With a nostalgia he found increasingly irritating, the Count surveyed the main street in his barrio, overflowing rubbish containers, wrappings from late-night last-minute pizzas blowing in the wind, the wasteland where he'd learned to play baseball transformed into a repository for junk generated by the repair shop on the corner. Where do you learn to play baseball now? He greeted the beautiful warm morning he'd anticipated, and wasn't it a pleasure to stroll still savouring the taste of coffee? But then he saw the dead dog, its head crushed by a car, putrefying by the kerb and thought how he always saw the worst, even on a morning like this. He lamented the luckless destiny of those animals cut painfully down by a slice of injustice he
couldn't attempt to remedy.

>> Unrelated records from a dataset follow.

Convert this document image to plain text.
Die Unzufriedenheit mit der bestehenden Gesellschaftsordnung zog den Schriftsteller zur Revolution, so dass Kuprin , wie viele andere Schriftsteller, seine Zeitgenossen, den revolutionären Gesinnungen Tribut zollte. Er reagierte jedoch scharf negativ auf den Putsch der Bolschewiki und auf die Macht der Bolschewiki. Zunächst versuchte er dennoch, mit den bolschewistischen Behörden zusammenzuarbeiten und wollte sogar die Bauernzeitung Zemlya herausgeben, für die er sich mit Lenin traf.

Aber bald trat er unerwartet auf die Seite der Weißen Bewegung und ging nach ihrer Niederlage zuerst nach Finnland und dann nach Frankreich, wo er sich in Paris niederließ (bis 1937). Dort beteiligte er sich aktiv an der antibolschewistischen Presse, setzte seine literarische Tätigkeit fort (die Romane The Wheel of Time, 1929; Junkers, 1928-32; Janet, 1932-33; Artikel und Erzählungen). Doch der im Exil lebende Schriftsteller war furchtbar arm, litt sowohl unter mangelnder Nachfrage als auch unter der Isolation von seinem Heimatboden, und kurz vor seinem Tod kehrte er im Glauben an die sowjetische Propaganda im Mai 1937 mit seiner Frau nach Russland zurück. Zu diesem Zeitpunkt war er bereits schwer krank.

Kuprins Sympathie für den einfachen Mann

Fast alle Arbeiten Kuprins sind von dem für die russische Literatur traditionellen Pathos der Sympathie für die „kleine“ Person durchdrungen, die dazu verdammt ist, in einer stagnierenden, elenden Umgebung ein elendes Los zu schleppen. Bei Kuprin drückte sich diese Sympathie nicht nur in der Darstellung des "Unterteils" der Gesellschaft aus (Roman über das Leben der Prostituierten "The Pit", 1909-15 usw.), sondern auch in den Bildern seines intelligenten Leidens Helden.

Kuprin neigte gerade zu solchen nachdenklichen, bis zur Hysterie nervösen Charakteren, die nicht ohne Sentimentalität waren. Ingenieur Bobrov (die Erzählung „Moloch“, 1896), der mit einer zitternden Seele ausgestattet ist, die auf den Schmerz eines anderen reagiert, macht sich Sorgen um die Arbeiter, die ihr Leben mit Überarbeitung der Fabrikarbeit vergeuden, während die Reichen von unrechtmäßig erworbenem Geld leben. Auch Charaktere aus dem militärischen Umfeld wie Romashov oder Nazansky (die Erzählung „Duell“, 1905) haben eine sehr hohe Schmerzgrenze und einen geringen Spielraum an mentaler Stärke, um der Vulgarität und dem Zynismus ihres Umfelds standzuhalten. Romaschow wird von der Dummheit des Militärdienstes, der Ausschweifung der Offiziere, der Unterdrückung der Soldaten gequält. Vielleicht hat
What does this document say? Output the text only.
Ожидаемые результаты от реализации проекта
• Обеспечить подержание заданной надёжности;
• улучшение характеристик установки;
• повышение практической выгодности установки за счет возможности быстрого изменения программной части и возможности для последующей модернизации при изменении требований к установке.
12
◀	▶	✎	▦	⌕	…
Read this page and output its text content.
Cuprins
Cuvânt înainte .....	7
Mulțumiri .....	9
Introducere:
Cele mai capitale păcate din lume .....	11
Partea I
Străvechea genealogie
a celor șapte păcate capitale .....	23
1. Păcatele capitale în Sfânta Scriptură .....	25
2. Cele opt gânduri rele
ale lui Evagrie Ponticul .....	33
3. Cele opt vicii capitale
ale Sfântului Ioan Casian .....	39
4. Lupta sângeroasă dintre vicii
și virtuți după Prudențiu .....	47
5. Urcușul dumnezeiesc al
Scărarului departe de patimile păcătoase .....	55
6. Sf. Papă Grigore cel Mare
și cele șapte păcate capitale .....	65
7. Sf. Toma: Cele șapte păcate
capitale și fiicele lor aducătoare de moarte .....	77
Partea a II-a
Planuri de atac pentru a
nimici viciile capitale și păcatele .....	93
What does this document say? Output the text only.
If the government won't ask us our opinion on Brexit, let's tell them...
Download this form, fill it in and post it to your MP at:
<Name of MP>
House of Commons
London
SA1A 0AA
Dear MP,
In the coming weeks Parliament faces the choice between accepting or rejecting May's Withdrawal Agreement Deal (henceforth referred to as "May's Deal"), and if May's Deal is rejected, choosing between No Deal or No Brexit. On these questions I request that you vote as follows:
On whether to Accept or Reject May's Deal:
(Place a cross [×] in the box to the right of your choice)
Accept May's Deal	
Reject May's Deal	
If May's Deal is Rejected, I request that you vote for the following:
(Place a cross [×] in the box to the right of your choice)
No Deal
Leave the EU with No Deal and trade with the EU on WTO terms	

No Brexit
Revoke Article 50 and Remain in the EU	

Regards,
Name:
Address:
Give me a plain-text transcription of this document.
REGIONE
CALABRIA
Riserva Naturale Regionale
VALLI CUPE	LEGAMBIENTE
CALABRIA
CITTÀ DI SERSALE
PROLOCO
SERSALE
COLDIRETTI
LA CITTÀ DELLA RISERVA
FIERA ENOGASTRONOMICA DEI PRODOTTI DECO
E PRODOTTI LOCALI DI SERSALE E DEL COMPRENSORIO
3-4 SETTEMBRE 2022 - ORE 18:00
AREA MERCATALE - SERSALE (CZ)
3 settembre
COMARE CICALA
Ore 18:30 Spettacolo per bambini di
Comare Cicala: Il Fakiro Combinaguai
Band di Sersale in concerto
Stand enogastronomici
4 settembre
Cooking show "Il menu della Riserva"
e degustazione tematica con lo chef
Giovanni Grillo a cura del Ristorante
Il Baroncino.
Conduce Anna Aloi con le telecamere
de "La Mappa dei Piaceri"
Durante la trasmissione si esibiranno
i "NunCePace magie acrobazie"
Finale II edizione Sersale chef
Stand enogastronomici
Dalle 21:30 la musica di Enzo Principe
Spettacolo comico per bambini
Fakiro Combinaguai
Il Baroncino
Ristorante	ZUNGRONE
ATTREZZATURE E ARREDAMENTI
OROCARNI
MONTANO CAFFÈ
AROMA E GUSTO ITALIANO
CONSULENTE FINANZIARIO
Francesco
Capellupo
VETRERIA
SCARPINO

It had been too long since he'd owned a dog, since Robin suffered that miserably drawn-out old age, and he'd stuck to his pledge never again to become infatuated with an animal, until he plumped for the silent companionship of a fighting fish, which he insisted on calling Rufino, after his Granddad, a breeder of fighting cocks: plain characterless fish that could be replaced on death by similar beasts, also dubbed Rufino and confined to the same bowl where they could proudly parade the fuzzy blue fins of a fighting fish. He'd have preferred his women to succeed each other as easily as those fish without a history, but women and dogs were totally unlike fish, even the fighting kind: moreover, he couldn't rehearse in respect of women the hands-off pledges he'd sworn in relation to dogs. At the end of the day, he predicted, he'd join a society for the protection of street animals and men who were out of luck with women.